I don’t have to run on the inertia of former roles anymore. They’re all done. It’s time to embrace new life-roles and for God and I to see what wonders we can make of them.
Maybe it’s because I’m a Philomath – I love learning, but I do love a good book. I tend to gravitate toward non-fiction dealing with faith, art, faith & art, and creativity. The latest I’m doing a deep-reading on is Gregory Wolfe’s Beauty Will Save The World.
This culturally engaging, faith-driven, affirmation of creativity has got me by the ear-lobes and I’m so excited that I want to share just a few brief thoughts.
“My own vocation, as I have come to understand it, is to explore the relationship between religion, art, and culture in order to discover how the imagination may ‘redeem the time’.” Gregory Wolfe /pg-2.
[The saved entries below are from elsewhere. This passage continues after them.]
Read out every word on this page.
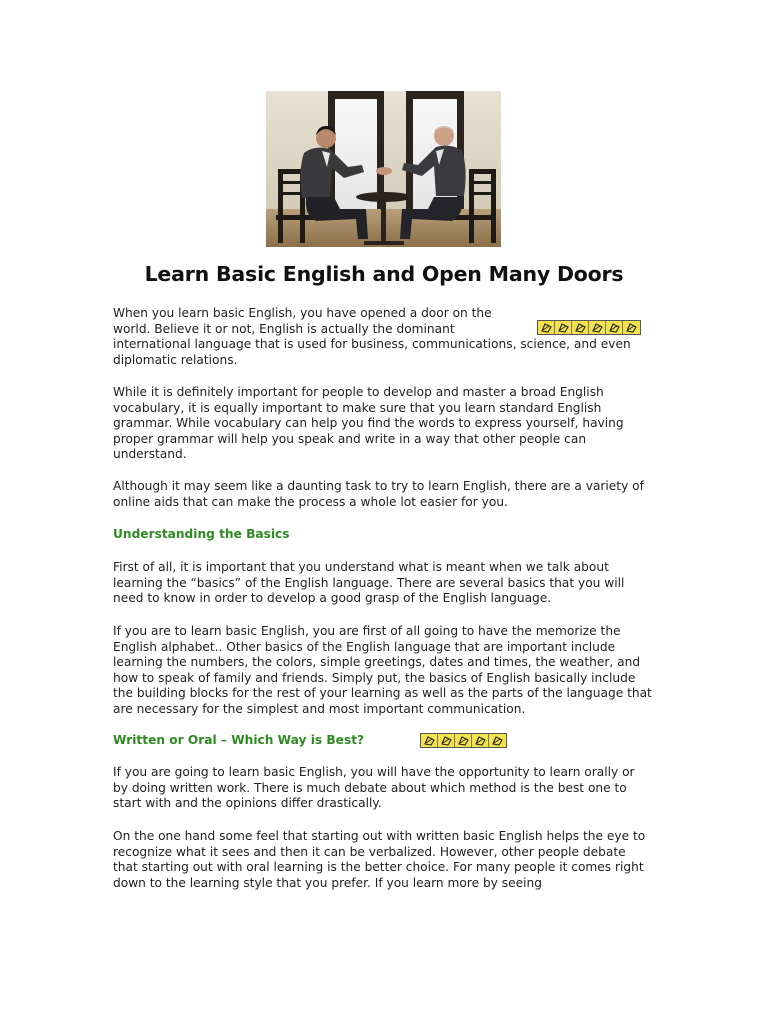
Learn Basic English and Open Many Doors
When you learn basic English, you have opened a door on the
world. Believe it or not, English is actually the dominant
international language that is used for business, communications, science, and even
diplomatic relations.

While it is definitely important for people to develop and master a broad English vocabulary, it is equally important to make sure that you learn standard English grammar. While vocabulary can help you find the words to express yourself, having proper grammar will help you speak and write in a way that other people can understand.

Although it may seem like a daunting task to try to learn English, there are a variety of online aids that can make the process a whole lot easier for you.

Understanding the Basics

First of all, it is important that you understand what is meant when we talk about learning the “basics” of the English language. There are several basics that you will need to know in order to develop a good grasp of the English language.

If you are to learn basic English, you are first of all going to have the memorize the English alphabet.. Other basics of the English language that are important include learning the numbers, the colors, simple greetings, dates and times, the weather, and how to speak of family and friends. Simply put, the basics of English basically include the building blocks for the rest of your learning as well as the parts of the language that are necessary for the simplest and most important communication.

Written or Oral – Which Way is Best?

If you are going to learn basic English, you will have the opportunity to learn orally or by doing written work. There is much debate about which method is the best one to start with and the opinions differ drastically.

On the one hand some feel that starting out with written basic English helps the eye to recognize what it sees and then it can be verbalized. However, other people debate that starting out with oral learning is the better choice. For many people it comes right down to the learning style that you prefer. If you learn more by seeing
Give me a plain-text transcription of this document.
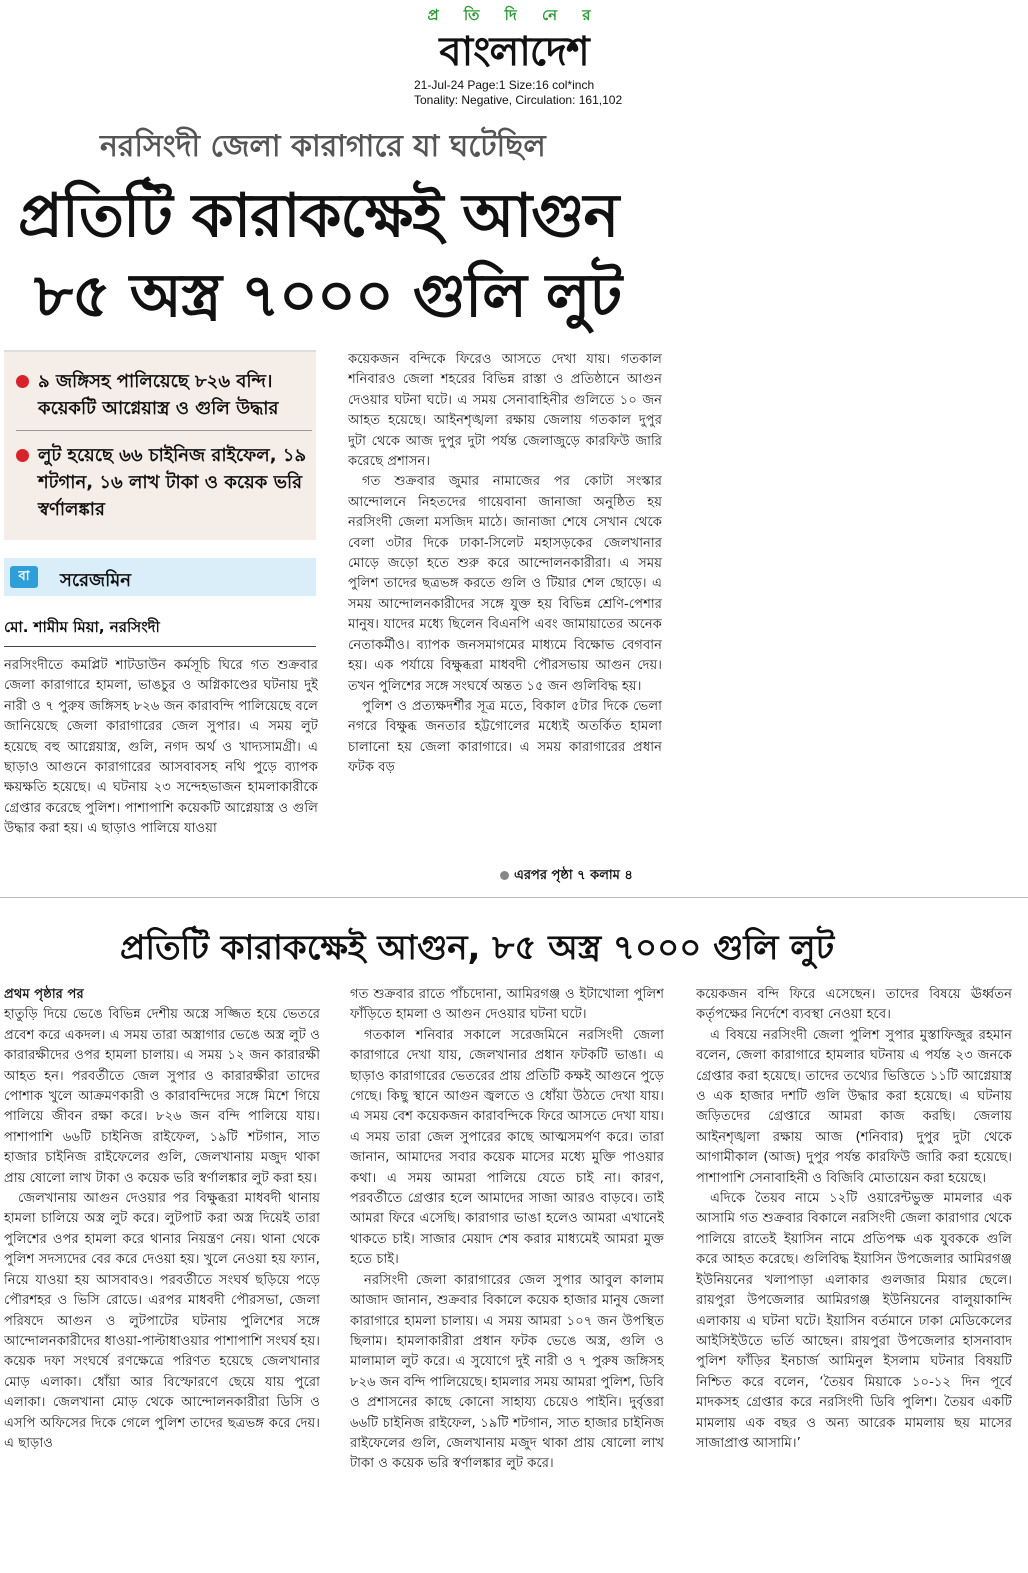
প্র তি দি নে র
বাংলাদেশ
21-Jul-24 Page:1 Size:16 col*inch
Tonality: Negative, Circulation: 161,102
নরসিংদী জেলা কারাগারে যা ঘটেছিল
প্রতিটি কারাকক্ষেই আগুন
৮৫ অস্ত্র ৭০০০ গুলি লুট
৯ জঙ্গিসহ পালিয়েছে ৮২৬ বন্দি। কয়েকটি আগ্নেয়াস্ত্র ও গুলি উদ্ধার
লুট হয়েছে ৬৬ চাইনিজ রাইফেল, ১৯ শটগান, ১৬ লাখ টাকা ও কয়েক ভরি স্বর্ণালঙ্কার
বা	সরেজমিন
মো. শামীম মিয়া, নরসিংদী

নরসিংদীতে কমপ্লিট শাটডাউন কর্মসূচি ঘিরে গত শুক্রবার জেলা কারাগারে হামলা, ভাঙচুর ও অগ্নিকাণ্ডের ঘটনায় দুই নারী ও ৭ পুরুষ জঙ্গিসহ ৮২৬ জন কারাবন্দি পালিয়েছে বলে জানিয়েছে জেলা কারাগারের জেল সুপার। এ সময় লুট হয়েছে বহু আগ্নেয়াস্ত্র, গুলি, নগদ অর্থ ও খাদ্যসামগ্রী। এ ছাড়াও আগুনে কারাগারের আসবাবসহ নথি পুড়ে ব্যাপক ক্ষয়ক্ষতি হয়েছে। এ ঘটনায় ২৩ সন্দেহভাজন হামলাকারীকে গ্রেপ্তার করেছে পুলিশ। পাশাপাশি কয়েকটি আগ্নেয়াস্ত্র ও গুলি উদ্ধার করা হয়। এ ছাড়াও পালিয়ে যাওয়া

কয়েকজন বন্দিকে ফিরেও আসতে দেখা যায়। গতকাল শনিবারও জেলা শহরের বিভিন্ন রাস্তা ও প্রতিষ্ঠানে আগুন দেওয়ার ঘটনা ঘটে। এ সময় সেনাবাহিনীর গুলিতে ১০ জন আহত হয়েছে। আইনশৃঙ্খলা রক্ষায় জেলায় গতকাল দুপুর দুটা থেকে আজ দুপুর দুটা পর্যন্ত জেলাজুড়ে কারফিউ জারি করেছে প্রশাসন।

গত শুক্রবার জুমার নামাজের পর কোটা সংস্কার আন্দোলনে নিহতদের গায়েবানা জানাজা অনুষ্ঠিত হয় নরসিংদী জেলা মসজিদ মাঠে। জানাজা শেষে সেখান থেকে বেলা ৩টার দিকে ঢাকা-সিলেট মহাসড়কের জেলখানার মোড়ে জড়ো হতে শুরু করে আন্দোলনকারীরা। এ সময় পুলিশ তাদের ছত্রভঙ্গ করতে গুলি ও টিয়ার শেল ছোড়ে। এ সময় আন্দোলনকারীদের সঙ্গে যুক্ত হয় বিভিন্ন শ্রেণি-পেশার মানুষ। যাদের মধ্যে ছিলেন বিএনপি এবং জামায়াতের অনেক নেতাকর্মীও। ব্যাপক জনসমাগমের মাধ্যমে বিক্ষোভ বেগবান হয়। এক পর্যায়ে বিক্ষুব্ধরা মাধবদী পৌরসভায় আগুন দেয়। তখন পুলিশের সঙ্গে সংঘর্ষে অন্তত ১৫ জন গুলিবিদ্ধ হয়।

পুলিশ ও প্রত্যক্ষদর্শীর সূত্র মতে, বিকাল ৫টার দিকে ভেলা নগরে বিক্ষুব্ধ জনতার হট্টগোলের মধ্যেই অতর্কিত হামলা চালানো হয় জেলা কারাগারে। এ সময় কারাগারের প্রধান ফটক বড়

এরপর পৃষ্ঠা ৭ কলাম ৪
প্রতিটি কারাকক্ষেই আগুন, ৮৫ অস্ত্র ৭০০০ গুলি লুট

প্রথম পৃষ্ঠার পর

হাতুড়ি দিয়ে ভেঙে বিভিন্ন দেশীয় অস্ত্রে সজ্জিত হয়ে ভেতরে প্রবেশ করে একদল। এ সময় তারা অস্ত্রাগার ভেঙে অস্ত্র লুট ও কারারক্ষীদের ওপর হামলা চালায়। এ সময় ১২ জন কারারক্ষী আহত হন। পরবর্তীতে জেল সুপার ও কারারক্ষীরা তাদের পোশাক খুলে আক্রমণকারী ও কারাবন্দিদের সঙ্গে মিশে গিয়ে পালিয়ে জীবন রক্ষা করে। ৮২৬ জন বন্দি পালিয়ে যায়। পাশাপাশি ৬৬টি চাইনিজ রাইফেল, ১৯টি শটগান, সাত হাজার চাইনিজ রাইফেলের গুলি, জেলখানায় মজুদ থাকা প্রায় ষোলো লাখ টাকা ও কয়েক ভরি স্বর্ণালঙ্কার লুট করা হয়।

জেলখানায় আগুন দেওয়ার পর বিক্ষুব্ধরা মাধবদী থানায় হামলা চালিয়ে অস্ত্র লুট করে। লুটপাট করা অস্ত্র দিয়েই তারা পুলিশের ওপর হামলা করে থানার নিয়ন্ত্রণ নেয়। থানা থেকে পুলিশ সদস্যদের বের করে দেওয়া হয়। খুলে নেওয়া হয় ফ্যান, নিয়ে যাওয়া হয় আসবাবও। পরবর্তীতে সংঘর্ষ ছড়িয়ে পড়ে পৌরশহর ও ভিসি রোডে। এরপর মাধবদী পৌরসভা, জেলা পরিষদে আগুন ও লুটপাটের ঘটনায় পুলিশের সঙ্গে আন্দোলনকারীদের ধাওয়া-পাল্টাধাওয়ার পাশাপাশি সংঘর্ষ হয়। কয়েক দফা সংঘর্ষে রণক্ষেত্রে পরিণত হয়েছে জেলখানার মোড় এলাকা। ধোঁয়া আর বিস্ফোরণে ছেয়ে যায় পুরো এলাকা। জেলখানা মোড় থেকে আন্দোলনকারীরা ডিসি ও এসপি অফিসের দিকে গেলে পুলিশ তাদের ছত্রভঙ্গ করে দেয়। এ ছাড়াও

গত শুক্রবার রাতে পাঁচদোনা, আমিরগঞ্জ ও ইটাখোলা পুলিশ ফাঁড়িতে হামলা ও আগুন দেওয়ার ঘটনা ঘটে।

গতকাল শনিবার সকালে সরেজমিনে নরসিংদী জেলা কারাগারে দেখা যায়, জেলখানার প্রধান ফটকটি ভাঙা। এ ছাড়াও কারাগারের ভেতরের প্রায় প্রতিটি কক্ষই আগুনে পুড়ে গেছে। কিছু স্থানে আগুন জ্বলতে ও ধোঁয়া উঠতে দেখা যায়। এ সময় বেশ কয়েকজন কারাবন্দিকে ফিরে আসতে দেখা যায়। এ সময় তারা জেল সুপারের কাছে আত্মসমর্পণ করে। তারা জানান, আমাদের সবার কয়েক মাসের মধ্যে মুক্তি পাওয়ার কথা। এ সময় আমরা পালিয়ে যেতে চাই না। কারণ, পরবর্তীতে গ্রেপ্তার হলে আমাদের সাজা আরও বাড়বে। তাই আমরা ফিরে এসেছি। কারাগার ভাঙা হলেও আমরা এখানেই থাকতে চাই। সাজার মেয়াদ শেষ করার মাধ্যমেই আমরা মুক্ত হতে চাই।

নরসিংদী জেলা কারাগারের জেল সুপার আবুল কালাম আজাদ জানান, শুক্রবার বিকালে কয়েক হাজার মানুষ জেলা কারাগারে হামলা চালায়। এ সময় আমরা ১০৭ জন উপস্থিত ছিলাম। হামলাকারীরা প্রধান ফটক ভেঙে অস্ত্র, গুলি ও মালামাল লুট করে। এ সুযোগে দুই নারী ও ৭ পুরুষ জঙ্গিসহ ৮২৬ জন বন্দি পালিয়েছে। হামলার সময় আমরা পুলিশ, ডিবি ও প্রশাসনের কাছে কোনো সাহায্য চেয়েও পাইনি। দুর্বৃত্তরা ৬৬টি চাইনিজ রাইফেল, ১৯টি শটগান, সাত হাজার চাইনিজ রাইফেলের গুলি, জেলখানায় মজুদ থাকা প্রায় ষোলো লাখ টাকা ও কয়েক ভরি স্বর্ণালঙ্কার লুট করে।

কয়েকজন বন্দি ফিরে এসেছেন। তাদের বিষয়ে ঊর্ধ্বতন কর্তৃপক্ষের নির্দেশে ব্যবস্থা নেওয়া হবে।

এ বিষয়ে নরসিংদী জেলা পুলিশ সুপার মুস্তাফিজুর রহমান বলেন, জেলা কারাগারে হামলার ঘটনায় এ পর্যন্ত ২৩ জনকে গ্রেপ্তার করা হয়েছে। তাদের তথ্যের ভিত্তিতে ১১টি আগ্নেয়াস্ত্র ও এক হাজার দশটি গুলি উদ্ধার করা হয়েছে। এ ঘটনায় জড়িতদের গ্রেপ্তারে আমরা কাজ করছি। জেলায় আইনশৃঙ্খলা রক্ষায় আজ (শনিবার) দুপুর দুটা থেকে আগামীকাল (আজ) দুপুর পর্যন্ত কারফিউ জারি করা হয়েছে। পাশাপাশি সেনাবাহিনী ও বিজিবি মোতায়েন করা হয়েছে।

এদিকে তৈয়ব নামে ১২টি ওয়ারেন্টভুক্ত মামলার এক আসামি গত শুক্রবার বিকালে নরসিংদী জেলা কারাগার থেকে পালিয়ে রাতেই ইয়াসিন নামে প্রতিপক্ষ এক যুবককে গুলি করে আহত করেছে। গুলিবিদ্ধ ইয়াসিন উপজেলার আমিরগঞ্জ ইউনিয়নের খলাপাড়া এলাকার গুলজার মিয়ার ছেলে। রায়পুরা উপজেলার আমিরগঞ্জ ইউনিয়নের বালুয়াকান্দি এলাকায় এ ঘটনা ঘটে। ইয়াসিন বর্তমানে ঢাকা মেডিকেলের আইসিইউতে ভর্তি আছেন। রায়পুরা উপজেলার হাসনাবাদ পুলিশ ফাঁড়ির ইনচার্জ আমিনুল ইসলাম ঘটনার বিষয়টি নিশ্চিত করে বলেন, ‘তৈয়ব মিয়াকে ১০-১২ দিন পূর্বে মাদকসহ গ্রেপ্তার করে নরসিংদী ডিবি পুলিশ। তৈয়ব একটি মামলায় এক বছর ও অন্য আরেক মামলায় ছয় মাসের সাজাপ্রাপ্ত আসামি।’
Last October as the guest of Dick Staub, Nigel Goodwin, and Jeff Johnson, I attended a special gathering of thoughtful creatives and, like everybody else, was asked to give a 10-minute talk about my art practice; who I am, what I’m doing, and where I’m going. As I prepared my talk it occurred to me that; “What essentially interests me is the power of art, in all media, to alter the course of culture to the glory of God. I am searching for how art can communicate God’s love to the world without the trappings of mere religion, either to the Body of Christ (His Church) and to the world.” Lew Curtiss / Oct-2012
I was not many pages into Gregory’s book and realized that, here in my hands, lay much good instruction to that very process. This is why I couldn’t wait to write about this book even before finishing it.
“Just as Christians believe that God became man so that He could reach into, and atone for, the pain and isolation of sin, so the artist descends into disorder so that he might discover a redemptive path toward order.” GW / pg-6.
Further; “If art cannot save our souls, it can do much to redeem the time, to give us a true image of ourselves, both in the horror and the boredom to which we can descend, and in the glory which we may, in rare moments, be privileged to glimpse.” GW / pg-8
More and more do I encounter affirmations regarding the very high calling of faith-driven creatives of all media. More and more do I read and am further convinced that faith-driven art is the second voice of the Church (the Body of Christ), right alongside ordained clergy; that faith-driven artists – serious artists – share the same heritage in the tribe of Levi, and that we are sanctified and consecrated as God’s scribes and messengers in this world. More and more urgently – and Gregory emphasizes this in his book – is the need for serious, deeply rooted, faith-driven creatives to get to the work God calls each of us to do within His giftings and missions to each of us.
When I am finished with this first reading, this book will be annotated, highlighted, underlined, tabbed and tagged as it takes its place alongside the other reference works on my Artist’s Bookshelf; Walking On Water / L’Engle; Culturally Savvy Christian / Staub; Purpose Driven Life / Warren; The Artist’s Way / Cameron; Drawing on the Right Side of the Brain / Edwards; The Creative Habit / Tharp.